# Make Tables for Main Manuscript

Lauren Khoury and Kendra Wyant  
October 15, 2025

In [None]:

library(dplyr) |> suppressMessages()
library(skimr)
library(purrr)
library(ggplot2)
library(cowplot)
library(forcats)
library(kableExtra, exclude = ("group_rows"))

theme_set(theme_classic())
method_colors <- c("no_covs" = "sienna",
                   "all_covs" = "goldenrod2",
                   "p_hacked" = "red2",
                   "r" = "springgreen3",
                   "partial_r" = "deepskyblue",
                   "full_lm" = "mediumpurple1",
                   "lasso" = "hotpink")
method_linetypes <- c("no_covs" = "solid",
                      "all_covs" = "solid",
                      "p_hacked" = "longdash",
                      "r" = "longdash",
                      "partial_r" = "longdash",
                      "full_lm" = "longdash",
                      "lasso" = "longdash")

options(digits = 3)


In [None]:
lm_methods <- tibble(Method = c("No covariates", "All covariates", "P-hacking",
                  "Bivariate correlation", "Partial correlation",
                  "Full linear model", "Full linear model with X",
                  "LASSO", "LASSO with X"),
       Definition = c("Y is regressed on X without any covariates.",
                      "All available covariates are included in the regression model.",
                      "Unsystematically adding covariates based on whether they lower the p-value of the main effect of X on Y.",
                      "Pearson correlation coefficient (r) of covariates on Y. Covariates are considered one at a time and included in the final model if they yield a significant effect on Y (p < .05).",
                      "Pearson correlation coefficient (r) of covariates on Y while controlling for X. Covariates are considered one at a time and included in the final model if they yield a significant effect on Y (p < .05).",
                      "A full linear model that regresses Y on all available covariates.
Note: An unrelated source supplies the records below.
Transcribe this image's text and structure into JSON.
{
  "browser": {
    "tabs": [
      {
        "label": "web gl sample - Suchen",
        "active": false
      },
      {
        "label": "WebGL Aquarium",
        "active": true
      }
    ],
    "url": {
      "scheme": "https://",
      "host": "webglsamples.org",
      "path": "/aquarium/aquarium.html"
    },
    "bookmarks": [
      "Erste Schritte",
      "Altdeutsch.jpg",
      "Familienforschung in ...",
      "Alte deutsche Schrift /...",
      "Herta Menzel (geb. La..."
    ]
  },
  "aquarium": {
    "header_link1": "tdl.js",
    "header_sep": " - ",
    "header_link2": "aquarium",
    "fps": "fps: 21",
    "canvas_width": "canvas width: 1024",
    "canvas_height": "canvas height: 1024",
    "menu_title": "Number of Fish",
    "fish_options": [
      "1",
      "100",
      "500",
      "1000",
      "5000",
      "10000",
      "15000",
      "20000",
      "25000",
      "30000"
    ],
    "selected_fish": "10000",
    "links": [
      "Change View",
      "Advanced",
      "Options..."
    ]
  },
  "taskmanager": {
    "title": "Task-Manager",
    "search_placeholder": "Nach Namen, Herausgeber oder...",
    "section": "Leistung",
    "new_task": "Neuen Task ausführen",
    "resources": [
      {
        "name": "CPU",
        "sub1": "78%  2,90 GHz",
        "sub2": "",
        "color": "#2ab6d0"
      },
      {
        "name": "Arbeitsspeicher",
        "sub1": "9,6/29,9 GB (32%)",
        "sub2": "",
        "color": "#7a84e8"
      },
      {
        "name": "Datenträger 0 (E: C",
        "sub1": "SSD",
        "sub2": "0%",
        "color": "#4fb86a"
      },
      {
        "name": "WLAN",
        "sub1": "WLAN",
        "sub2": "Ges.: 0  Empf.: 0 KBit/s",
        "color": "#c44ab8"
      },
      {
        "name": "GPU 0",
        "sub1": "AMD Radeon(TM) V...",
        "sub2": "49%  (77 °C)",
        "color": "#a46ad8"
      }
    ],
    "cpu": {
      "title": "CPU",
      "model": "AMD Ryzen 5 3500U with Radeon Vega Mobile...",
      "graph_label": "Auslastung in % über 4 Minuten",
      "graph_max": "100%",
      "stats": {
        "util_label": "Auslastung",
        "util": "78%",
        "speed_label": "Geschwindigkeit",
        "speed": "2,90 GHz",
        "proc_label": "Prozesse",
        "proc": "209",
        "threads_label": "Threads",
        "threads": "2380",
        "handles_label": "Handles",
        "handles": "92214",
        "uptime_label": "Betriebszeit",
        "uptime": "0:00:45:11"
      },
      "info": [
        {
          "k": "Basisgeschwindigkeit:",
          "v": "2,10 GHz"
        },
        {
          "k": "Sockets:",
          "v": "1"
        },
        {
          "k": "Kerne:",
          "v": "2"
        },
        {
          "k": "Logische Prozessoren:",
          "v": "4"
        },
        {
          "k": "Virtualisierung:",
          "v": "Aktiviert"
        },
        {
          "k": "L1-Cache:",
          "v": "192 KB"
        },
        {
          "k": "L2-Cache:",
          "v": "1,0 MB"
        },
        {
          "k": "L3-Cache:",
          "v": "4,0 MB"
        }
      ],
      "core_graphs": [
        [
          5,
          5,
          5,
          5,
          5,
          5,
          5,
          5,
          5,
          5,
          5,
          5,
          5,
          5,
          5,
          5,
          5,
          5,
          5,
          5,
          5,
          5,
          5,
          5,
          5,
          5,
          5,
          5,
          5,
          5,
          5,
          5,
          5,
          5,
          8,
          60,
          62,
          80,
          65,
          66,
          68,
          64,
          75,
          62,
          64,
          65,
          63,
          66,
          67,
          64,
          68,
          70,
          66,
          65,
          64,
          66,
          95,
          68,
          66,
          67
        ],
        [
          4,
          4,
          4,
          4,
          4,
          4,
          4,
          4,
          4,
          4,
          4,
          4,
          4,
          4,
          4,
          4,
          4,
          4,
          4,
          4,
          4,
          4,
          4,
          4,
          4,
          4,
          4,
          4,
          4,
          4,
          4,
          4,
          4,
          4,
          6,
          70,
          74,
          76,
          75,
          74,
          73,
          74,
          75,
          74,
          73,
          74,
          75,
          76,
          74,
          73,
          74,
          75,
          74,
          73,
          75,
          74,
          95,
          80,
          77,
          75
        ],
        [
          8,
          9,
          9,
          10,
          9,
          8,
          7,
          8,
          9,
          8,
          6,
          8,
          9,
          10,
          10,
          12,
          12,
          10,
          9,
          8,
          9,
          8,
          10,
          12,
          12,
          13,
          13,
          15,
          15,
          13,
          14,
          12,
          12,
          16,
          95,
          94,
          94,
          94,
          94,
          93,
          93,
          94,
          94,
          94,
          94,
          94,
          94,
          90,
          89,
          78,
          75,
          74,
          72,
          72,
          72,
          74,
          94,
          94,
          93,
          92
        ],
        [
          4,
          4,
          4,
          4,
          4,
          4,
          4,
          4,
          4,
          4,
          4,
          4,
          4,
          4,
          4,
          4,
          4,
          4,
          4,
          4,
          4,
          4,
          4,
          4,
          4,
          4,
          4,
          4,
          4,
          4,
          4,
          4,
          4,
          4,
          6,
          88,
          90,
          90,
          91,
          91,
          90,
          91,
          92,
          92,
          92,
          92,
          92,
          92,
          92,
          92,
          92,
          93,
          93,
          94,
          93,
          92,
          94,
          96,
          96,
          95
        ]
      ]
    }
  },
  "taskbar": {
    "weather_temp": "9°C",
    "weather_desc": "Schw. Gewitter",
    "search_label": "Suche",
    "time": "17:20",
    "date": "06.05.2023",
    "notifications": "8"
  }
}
Covariates that have a statistically significant effect on Y (p < .05) are retained.",
                      "A full linear model that regresses Y on all available covariates and X. Covariates that have a statistically significant effect on Y (p < .05) when controlling for X are retained.",
                      "A linear model that regresses Y on all available covariates and applies a penalty to shrink coefficients for less important covariates, potentially dropping them altogether (i.e., coefficient of 0). Covariates with non-zero coefficients were retained.",
                      "A linear model that regresses Y on all available covariates and applies a penalty to shrink coefficients for less important covariates. We assigned a 0 penalty to X to retain it in the model. Covariates with non-zero coefficients when controlling for X were retained."))


In [None]:

lm_methods |> 
  kbl(escape = FALSE) |> 
  kable_classic()


Method,Definition
No covariates,Y is regressed on X without any covariates.
All covariates,All available covariates are included in the regression model.
P-hacking,Unsystematically adding covariates based on whether they lower the p-value of the main effect of X on Y.
Bivariate correlation,Pearson correlation coefficient (r) of covariates on Y. Covariates are considered one at a time and included in the final model if they yield a significant effect on Y (p < .05).
Partial correlation,Pearson correlation coefficient (r) of covariates on Y while controlling for X. Covariates are considered one at a time and included in the final model if they yield a significant effect on Y (p < .05).
Full linear model,A full linear model that regresses Y on all available covariates. Covariates that have a statistically significant effect on Y (p < .05) are retained.
Full linear model with X,A full linear model that regresses Y on all available covariates and X. Covariates that have a statistically significant effect on Y (p < .05) when controlling for X are retained.
LASSO,"A linear model that regresses Y on all available covariates and applies a penalty to shrink coefficients for less important covariates, potentially dropping them altogether (i.e., coefficient of 0). Covariates with non-zero coefficients were retained."
LASSO with X,A linear model that regresses Y on all available covariates and applies a penalty to shrink coefficients for less important covariates. We assigned a 0 penalty to X to retain it in the model. Covariates with non-zero coefficients when controlling for X were retained.


In [None]:

data_tbl0 <- tibble(
  description = c(
    "The population parameter for X",
    "The number of observations in the sample",
    "The number of covariates",
    "The proportion of \"good\" covariates",
    "The correlation between Y and good covariates"),
  values = c("0, 0.3, 0.5",
             "50, 100, 150, 200, 300, 400", 
             "4, 8, 12, 16, 20", 
             "0.25, 0.50, 0.75",
             "0.3, 0.5" 
             )
)

data_tbl0 |>
  kbl(col.names = c("Research Setting Variable", "Values"), 
      escape = FALSE) |>
  kable_styling(bootstrap_options = c("striped", "hover"), 
                full_width = FALSE) |>
  column_spec(1, width = "15em") |>
  column_spec(2, width = "10em")


Research Setting Variable,Values
The population parameter for X,"0, 0.3, 0.5"
The number of observations in the sample,"50, 100, 150, 200, 300, 400"
The number of covariates,"4, 8, 12, 16, 20"
"The proportion of ""good"" covariates","0.25, 0.50, 0.75"
The correlation between Y and good covariates,"0.3, 0.5"